In terms of foreign investment in Japanese real estate, Singapore stands out as a particularly strong example. In July 2018, one Singapore dollar was worth 81 Japanese yen. As of July 2023, that same dollar was worth 107 yen (a 32% increase in value in five years). Increases in property values in Japan are lower than the change in value of the Singapore dollar, creating opportunities for Singaporeans to find attractive and increasingly profitable real estate deals in Japan. Even with various fees and difficulties associated with international real estate transactions, that increase in buying power is making investment in Japan harder to resist. And what is true in terms of the potential of the Singaporean dollar in Japan is proving to be true in terms of actual transactions. With our own clients at FindHokkaidoAgents.com, we see commonly requests from Singapore, Hong Kong, Taiwan, and other strong Asian economies; approximately 50% of our foreign investor clients come from strong economies in neighboring Asian countries. Local real estate brokers in Japan are seeing genuine interest from Asian buyers, leading to actual purchases.

Hokkaido Real Estate Attracts Asian Buyers

Graeme Glen is a realtor at H2 Christie‚Äôs International Real Estate, which operates in Hokkaido, Japan. H2 Christie’s has extensive experience helping foreign clients buy and sell property in Japan. The increasing value of foreign currencies has helped their clients to afford bigger and better property for the same level of investment capital. “Our Asian clients often make the decision to buy as they see Hokkaido as a rare combination of stable government, high quality building construction, ease of foreign ownership, undervalued real estate assets, and solid returns on investment.” — Graeme Glen, H2 Christie’s The specific example of real estate sales in Hokkaido are indicative of larger global trends. Areas like Niseko, where the foreign influence was once predominately Australian, UK, and European, now see increasing property sales from Asian buyers looking for vacation homes in Hokkaido or real estate returns from investments.

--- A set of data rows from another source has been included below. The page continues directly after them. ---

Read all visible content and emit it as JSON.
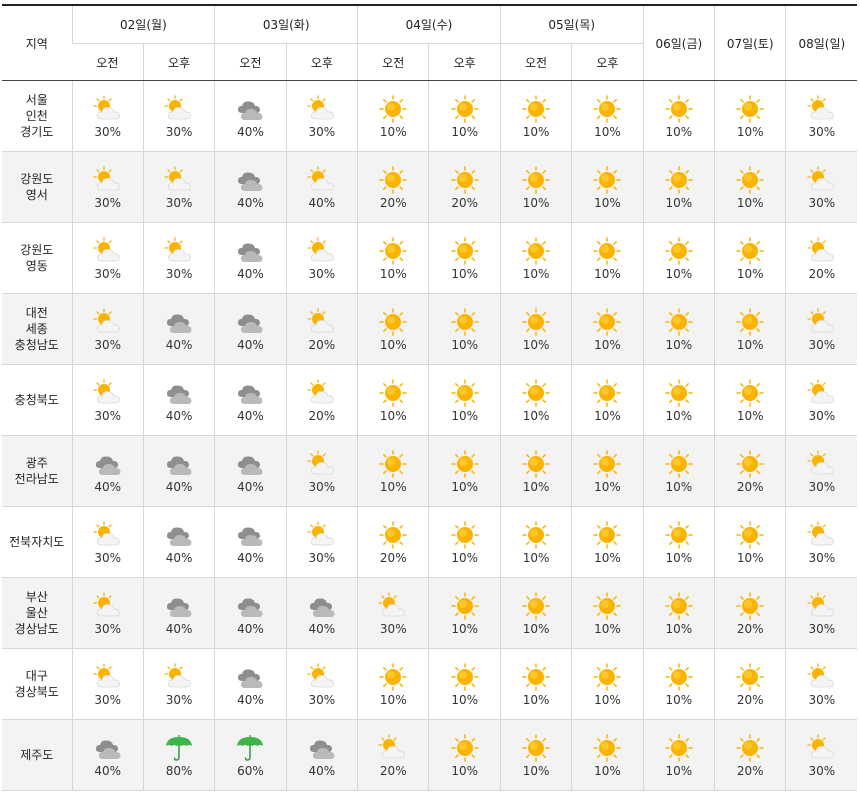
{
  "header": {
    "region_label": "지역",
    "days": [
      {
        "label": "02일(월)",
        "split": true
      },
      {
        "label": "03일(화)",
        "split": true
      },
      {
        "label": "04일(수)",
        "split": true
      },
      {
        "label": "05일(목)",
        "split": true
      },
      {
        "label": "06일(금)",
        "split": false
      },
      {
        "label": "07일(토)",
        "split": false
      },
      {
        "label": "08일(일)",
        "split": false
      }
    ],
    "am_label": "오전",
    "pm_label": "오후"
  },
  "rows": [
    {
      "region": "서울\n인천\n경기도",
      "cells": [
        {
          "icon": "partly-cloudy",
          "pct": "30%"
        },
        {
          "icon": "partly-cloudy",
          "pct": "30%"
        },
        {
          "icon": "cloudy",
          "pct": "40%"
        },
        {
          "icon": "partly-cloudy",
          "pct": "30%"
        },
        {
          "icon": "sunny",
          "pct": "10%"
        },
        {
          "icon": "sunny",
          "pct": "10%"
        },
        {
          "icon": "sunny",
          "pct": "10%"
        },
        {
          "icon": "sunny",
          "pct": "10%"
        },
        {
          "icon": "sunny",
          "pct": "10%"
        },
        {
          "icon": "sunny",
          "pct": "10%"
        },
        {
          "icon": "partly-cloudy",
          "pct": "30%"
        }
      ]
    },
    {
      "region": "강원도\n영서",
      "cells": [
        {
          "icon": "partly-cloudy",
          "pct": "30%"
        },
        {
          "icon": "partly-cloudy",
          "pct": "30%"
        },
        {
          "icon": "cloudy",
          "pct": "40%"
        },
        {
          "icon": "partly-cloudy",
          "pct": "40%"
        },
        {
          "icon": "sunny",
          "pct": "20%"
        },
        {
          "icon": "sunny",
          "pct": "20%"
        },
        {
          "icon": "sunny",
          "pct": "10%"
        },
        {
          "icon": "sunny",
          "pct": "10%"
        },
        {
          "icon": "sunny",
          "pct": "10%"
        },
        {
          "icon": "sunny",
          "pct": "10%"
        },
        {
          "icon": "partly-cloudy",
          "pct": "30%"
        }
      ]
    },
    {
      "region": "강원도\n영동",
      "cells": [
        {
          "icon": "partly-cloudy",
          "pct": "30%"
        },
        {
          "icon": "partly-cloudy",
          "pct": "30%"
        },
        {
          "icon": "cloudy",
          "pct": "40%"
        },
        {
          "icon": "partly-cloudy",
          "pct": "30%"
        },
        {
          "icon": "sunny",
          "pct": "10%"
        },
        {
          "icon": "sunny",
          "pct": "10%"
        },
        {
          "icon": "sunny",
          "pct": "10%"
        },
        {
          "icon": "sunny",
          "pct": "10%"
        },
        {
          "icon": "sunny",
          "pct": "10%"
        },
        {
          "icon": "sunny",
          "pct": "10%"
        },
        {
          "icon": "partly-cloudy",
          "pct": "20%"
        }
      ]
    },
    {
      "region": "대전\n세종\n충청남도",
      "cells": [
        {
          "icon": "partly-cloudy",
          "pct": "30%"
        },
        {
          "icon": "cloudy",
          "pct": "40%"
        },
        {
          "icon": "cloudy",
          "pct": "40%"
        },
        {
          "icon": "partly-cloudy",
          "pct": "20%"
        },
        {
          "icon": "sunny",
          "pct": "10%"
        },
        {
          "icon": "sunny",
          "pct": "10%"
        },
        {
          "icon": "sunny",
          "pct": "10%"
        },
        {
          "icon": "sunny",
          "pct": "10%"
        },
        {
          "icon": "sunny",
          "pct": "10%"
        },
        {
          "icon": "sunny",
          "pct": "10%"
        },
        {
          "icon": "partly-cloudy",
          "pct": "30%"
        }
      ]
    },
    {
      "region": "충청북도",
      "cells": [
        {
          "icon": "partly-cloudy",
          "pct": "30%"
        },
        {
          "icon": "cloudy",
          "pct": "40%"
        },
        {
          "icon": "cloudy",
          "pct": "40%"
        },
        {
          "icon": "partly-cloudy",
          "pct": "20%"
        },
        {
          "icon": "sunny",
          "pct": "10%"
        },
        {
          "icon": "sunny",
          "pct": "10%"
        },
        {
          "icon": "sunny",
          "pct": "10%"
        },
        {
          "icon": "sunny",
          "pct": "10%"
        },
        {
          "icon": "sunny",
          "pct": "10%"
        },
        {
          "icon": "sunny",
          "pct": "10%"
        },
        {
          "icon": "partly-cloudy",
          "pct": "30%"
        }
      ]
    },
    {
      "region": "광주\n전라남도",
      "cells": [
        {
          "icon": "cloudy",
          "pct": "40%"
        },
        {
          "icon": "cloudy",
          "pct": "40%"
        },
        {
          "icon": "cloudy",
          "pct": "40%"
        },
        {
          "icon": "partly-cloudy",
          "pct": "30%"
        },
        {
          "icon": "sunny",
          "pct": "10%"
        },
        {
          "icon": "sunny",
          "pct": "10%"
        },
        {
          "icon": "sunny",
          "pct": "10%"
        },
        {
          "icon": "sunny",
          "pct": "10%"
        },
        {
          "icon": "sunny",
          "pct": "10%"
        },
        {
          "icon": "sunny",
          "pct": "20%"
        },
        {
          "icon": "partly-cloudy",
          "pct": "30%"
        }
      ]
    },
    {
      "region": "전북자치도",
      "cells": [
        {
          "icon": "partly-cloudy",
          "pct": "30%"
        },
        {
          "icon": "cloudy",
          "pct": "40%"
        },
        {
          "icon": "cloudy",
          "pct": "40%"
        },
        {
          "icon": "partly-cloudy",
          "pct": "30%"
        },
        {
          "icon": "sunny",
          "pct": "20%"
        },
        {
          "icon": "sunny",
          "pct": "10%"
        },
        {
          "icon": "sunny",
          "pct": "10%"
        },
        {
          "icon": "sunny",
          "pct": "10%"
        },
        {
          "icon": "sunny",
          "pct": "10%"
        },
        {
          "icon": "sunny",
          "pct": "10%"
        },
        {
          "icon": "partly-cloudy",
          "pct": "30%"
        }
      ]
    },
    {
      "region": "부산\n울산\n경상남도",
      "cells": [
        {
          "icon": "partly-cloudy",
          "pct": "30%"
        },
        {
          "icon": "cloudy",
          "pct": "40%"
        },
        {
          "icon": "cloudy",
          "pct": "40%"
        },
        {
          "icon": "cloudy",
          "pct": "40%"
        },
        {
          "icon": "partly-cloudy",
          "pct": "30%"
        },
        {
          "icon": "sunny",
          "pct": "10%"
        },
        {
          "icon": "sunny",
          "pct": "10%"
        },
        {
          "icon": "sunny",
          "pct": "10%"
        },
        {
          "icon": "sunny",
          "pct": "10%"
        },
        {
          "icon": "sunny",
          "pct": "20%"
        },
        {
          "icon": "partly-cloudy",
          "pct": "30%"
        }
      ]
    },
    {
      "region": "대구\n경상북도",
      "cells": [
        {
          "icon": "partly-cloudy",
          "pct": "30%"
        },
        {
          "icon": "partly-cloudy",
          "pct": "30%"
        },
        {
          "icon": "cloudy",
          "pct": "40%"
        },
        {
          "icon": "partly-cloudy",
          "pct": "30%"
        },
        {
          "icon": "sunny",
          "pct": "10%"
        },
        {
          "icon": "sunny",
          "pct": "10%"
        },
        {
          "icon": "sunny",
          "pct": "10%"
        },
        {
          "icon": "sunny",
          "pct": "10%"
        },
        {
          "icon": "sunny",
          "pct": "10%"
        },
        {
          "icon": "sunny",
          "pct": "20%"
        },
        {
          "icon": "partly-cloudy",
          "pct": "30%"
        }
      ]
    },
    {
      "region": "제주도",
      "cells": [
        {
          "icon": "cloudy",
          "pct": "40%"
        },
        {
          "icon": "rain",
          "pct": "80%"
        },
        {
          "icon": "rain",
          "pct": "60%"
        },
        {
          "icon": "cloudy",
          "pct": "40%"
        },
        {
          "icon": "partly-cloudy",
          "pct": "20%"
        },
        {
          "icon": "sunny",
          "pct": "10%"
        },
        {
          "icon": "sunny",
          "pct": "10%"
        },
        {
          "icon": "sunny",
          "pct": "10%"
        },
        {
          "icon": "sunny",
          "pct": "10%"
        },
        {
          "icon": "sunny",
          "pct": "20%"
        },
        {
          "icon": "partly-cloudy",
          "pct": "30%"
        }
      ]
    }
  ],
  "colors": {
    "sun": "#f8b400",
    "cloud_gray": "#9a9a9a",
    "umbrella": "#3eb54a"
  }
}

Impact on Japanese Real Estate Investors

The changes in the value of the yen are a boon for foreigners, but put some pressure on local Japanese investors as they have to compete with foreign money. When H2 Christie’s has a Hokkaido property for sale, a local buyer may be competing with several foreign offers from stronger economies. The same is true for Tokyo and other major cities in Japan – there is some upward pressure on real estate prices. Many factors make Japan a great place to buy and to hold real estate. The increasing competition and capital from foreign buyers may be contributing to higher prices on some transactions, which can work against local Japanese buyers. However, much of the real estate is being sold by Japanese property owners, many of whom benefit as foreigners bid up purchase prices. It may be that as foreigners can afford to bid higher, the influx of foreign capital will drive up cost and eliminate some of the incentive to buy property in Japan. For now, current trends in real estate in Japan represent a buyers’ market for many foreign real estate investors.